Has an orange band on its leg that reads 7128 CSRA 2016

He splashes in a dish of water I gave him.

I have a relentlessly hunting cat!

I've called several animal rescue/sanctuary/veterinary places and the ones who do answer, they say they don't deal with pigeons or try to direct me somewhere else.

A long convo with one guy who said he thinks this probably isn't a 'racing' pigeon but from a "roller" club?

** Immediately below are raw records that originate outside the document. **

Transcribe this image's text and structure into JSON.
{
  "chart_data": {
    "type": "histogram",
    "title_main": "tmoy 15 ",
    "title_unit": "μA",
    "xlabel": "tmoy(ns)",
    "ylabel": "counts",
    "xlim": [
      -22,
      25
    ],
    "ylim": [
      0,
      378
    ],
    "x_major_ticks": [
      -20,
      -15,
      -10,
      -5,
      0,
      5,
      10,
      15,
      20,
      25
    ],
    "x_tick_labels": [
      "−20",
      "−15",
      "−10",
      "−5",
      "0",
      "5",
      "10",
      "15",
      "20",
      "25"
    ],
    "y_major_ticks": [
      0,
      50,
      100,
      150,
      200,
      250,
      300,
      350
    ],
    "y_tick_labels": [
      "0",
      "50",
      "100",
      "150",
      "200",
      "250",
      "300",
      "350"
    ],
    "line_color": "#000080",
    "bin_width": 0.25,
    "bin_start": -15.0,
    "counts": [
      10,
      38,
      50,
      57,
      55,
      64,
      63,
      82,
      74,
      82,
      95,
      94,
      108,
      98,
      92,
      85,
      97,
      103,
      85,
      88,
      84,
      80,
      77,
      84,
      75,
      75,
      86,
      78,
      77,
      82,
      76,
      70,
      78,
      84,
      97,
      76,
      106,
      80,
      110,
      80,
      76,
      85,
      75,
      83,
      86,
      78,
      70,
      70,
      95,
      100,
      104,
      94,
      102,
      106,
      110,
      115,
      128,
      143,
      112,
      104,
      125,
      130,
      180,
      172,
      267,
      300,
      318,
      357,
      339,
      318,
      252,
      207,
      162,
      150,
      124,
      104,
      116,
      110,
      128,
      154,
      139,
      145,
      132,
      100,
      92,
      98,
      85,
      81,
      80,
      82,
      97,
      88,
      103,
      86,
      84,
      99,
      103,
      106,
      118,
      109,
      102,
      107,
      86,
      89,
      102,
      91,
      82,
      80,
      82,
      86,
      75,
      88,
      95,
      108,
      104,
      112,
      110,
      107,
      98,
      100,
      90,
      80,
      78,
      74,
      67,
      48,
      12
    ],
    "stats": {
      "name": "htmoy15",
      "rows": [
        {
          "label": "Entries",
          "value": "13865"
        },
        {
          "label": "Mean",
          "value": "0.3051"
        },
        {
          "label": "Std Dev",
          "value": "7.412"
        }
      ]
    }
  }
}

Can someone in the Antelope Valley Lancaster/Palmdale area save this cute lil bird??


----------



## Jay3 (May 4, 2008)

Yes, cute little guy does look like a roller. I hope you are feeding him bird seed. He won't know how to find food on his own and will starve if left to his own devices. Can you put him in a cage for now so he will be safe. Any predator could grab him. Does he seem ill or injured? He could have gotten lost, as they don't have a great homing sense. Could have been scared off by a hawk and gotten lost. His loft may be quite near by.
CSRA could be California Spinning Roller Association. But couldn't find more info on them.
If you go to rollerpigeon.com, maybe someone on there could direct you as to where that club is. Here's the link for that.
http://www.roller-pigeon.com/clubdirectory.html


----------



## Drunkenmimes (Sep 21, 2016)

I wonder if he did fly away, cuz I can't find him out there now. If he's still out there tomorrow I'll get some birdseed. There is someone who posts in the forum you linked to with the user name "CSRA," but it would not let me register or guest post when I tried.


----------



## cwebster (Dec 11, 2010)

If you see him tomorrow please safely cage him as Jay3 suggested and try the phone and email addresses in the link Jay posted. He is a lovely domestic bird who needs people to survive. Thanks! If I lived closer to you I'd be happy to help out.


----------